In any case, some of these were slow heavy reading. I had to read many of them aloud so as not to get lost in associative rumination that might recall darker days, so as to jar myself away from overthinking about what they say toward the resonance of the language, the beauty/ugliness of the images... For example, when I look at 46: "I am, outside. Incredible panic rules. People are blowing and beating each other without mercy ... the worse anyone feels, the worse treated he is..."

This really captures the lost, constricted, negative, pessimistic mind state I have known when depressed. Although Berryman does not necessarily identify himself with Henry, I know that he experienced something like what I mean.

Although Berryman may grant his Henry a hidden order or hidden coherence, the seeming lack of coherence in many places throughout the Dreamsongs definitely fits the incoherent thinking, negative regard, falling apart feel of serious depression.

I appreciate the humor of lines like from 49: "Old Pussy-cat if he won't eat, he don't feel good into his tum', old Pussy-cat." Here the choice of words creates the humor, but the underlying message is sad. Often clever humor is not potent enough to disperse the toxic mind.

Although the 77 Dream Songs of Berryman prove difficult and indigestible in more ways than one, I would find in fruitful to go back and rewrestle with them. Not the steady march of six lines per stanzas but the meanings and memories and the discord and disorder. All the same, I need some balm after reading, such as music or meditation...

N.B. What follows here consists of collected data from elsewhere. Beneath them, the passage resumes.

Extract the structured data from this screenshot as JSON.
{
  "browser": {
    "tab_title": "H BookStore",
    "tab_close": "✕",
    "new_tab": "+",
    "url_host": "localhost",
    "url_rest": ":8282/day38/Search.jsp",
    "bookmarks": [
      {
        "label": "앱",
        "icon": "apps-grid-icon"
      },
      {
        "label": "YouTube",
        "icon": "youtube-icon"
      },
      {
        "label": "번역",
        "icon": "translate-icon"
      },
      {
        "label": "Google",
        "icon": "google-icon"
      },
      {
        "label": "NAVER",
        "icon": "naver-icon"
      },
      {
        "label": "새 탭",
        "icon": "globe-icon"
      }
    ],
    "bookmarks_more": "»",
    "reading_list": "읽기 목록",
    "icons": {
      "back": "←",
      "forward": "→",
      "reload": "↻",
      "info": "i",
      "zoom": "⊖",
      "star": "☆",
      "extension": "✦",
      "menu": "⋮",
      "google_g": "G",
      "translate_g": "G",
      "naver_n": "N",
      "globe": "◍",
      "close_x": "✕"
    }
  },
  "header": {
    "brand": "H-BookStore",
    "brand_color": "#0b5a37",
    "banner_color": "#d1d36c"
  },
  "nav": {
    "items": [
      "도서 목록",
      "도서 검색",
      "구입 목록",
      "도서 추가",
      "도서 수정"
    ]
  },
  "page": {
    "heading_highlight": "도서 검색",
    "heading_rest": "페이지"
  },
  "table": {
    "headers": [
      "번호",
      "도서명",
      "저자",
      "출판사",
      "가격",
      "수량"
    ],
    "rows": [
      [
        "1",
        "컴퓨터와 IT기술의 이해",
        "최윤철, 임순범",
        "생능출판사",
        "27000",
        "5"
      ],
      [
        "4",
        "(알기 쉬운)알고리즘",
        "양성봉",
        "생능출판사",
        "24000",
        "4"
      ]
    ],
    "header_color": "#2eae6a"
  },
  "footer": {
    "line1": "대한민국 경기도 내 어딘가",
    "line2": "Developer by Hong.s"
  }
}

Tuesday, September 18, 2007

working with my blog reflection below, a dog reflection below

dog magician

furred ball bounces up
wagging unflagging tail wand
over childhood friend
So far so good with the poem growing. I'm happy with the surprise and power in my 3rd poem. Of late, I've been wanting to write some more formal poems, even though the ones I select and shape for class are free form. I have some reasons for this. For example, I recently reread a number of Shakespeare's sonnets and also some of Rilke's fine sonnets from Sonnette an Orpheus. I would like to go and play more with these, maybe villanelles, sestinas, etc.

Also, I've felt distance between myself and my poems of these first few weeks. They don't so much wrangle with the particulars and problems of my daily tangible life. They are related, and sometimes very meaningful both emotionally and intellectually, but all the same more philosophical.

Perhaps for something different ahead, I will write something very contained and concrete--something like a sestina about a dog I knew or a haiku about the rain soaking my bike seat today.

Tuesday, September 11, 2007

Reflections on Maximus Poems

I have tried to approach Olson's sizable work generously and charitably. Some of his lines are wonderful such as these:
All night long
I was a Eumolpidae
as I slept
putting things together
which had not previously
fit
(Olson 327)
Unfortunately much of the work in IV, V, VI tires and I wish he had given many of his allusions and associations more substance, perhaps more eloquence. When he does provide a great deal of substance to his reference, such as in the section Maximus, From Dogtown-IV], much of his writing fails to inspire and seems less worthwhile, meaningful, or well scripted as, say, Hesiod's Theogony itself.
On the whole, his writing contains many interesting experiments and rich pockets of verse, but most of it gives me mild headaches if I run through it for long.
Can I learn about poetics and style from Olson? Certainly, but I still want to speed through most of the landscape of his opus.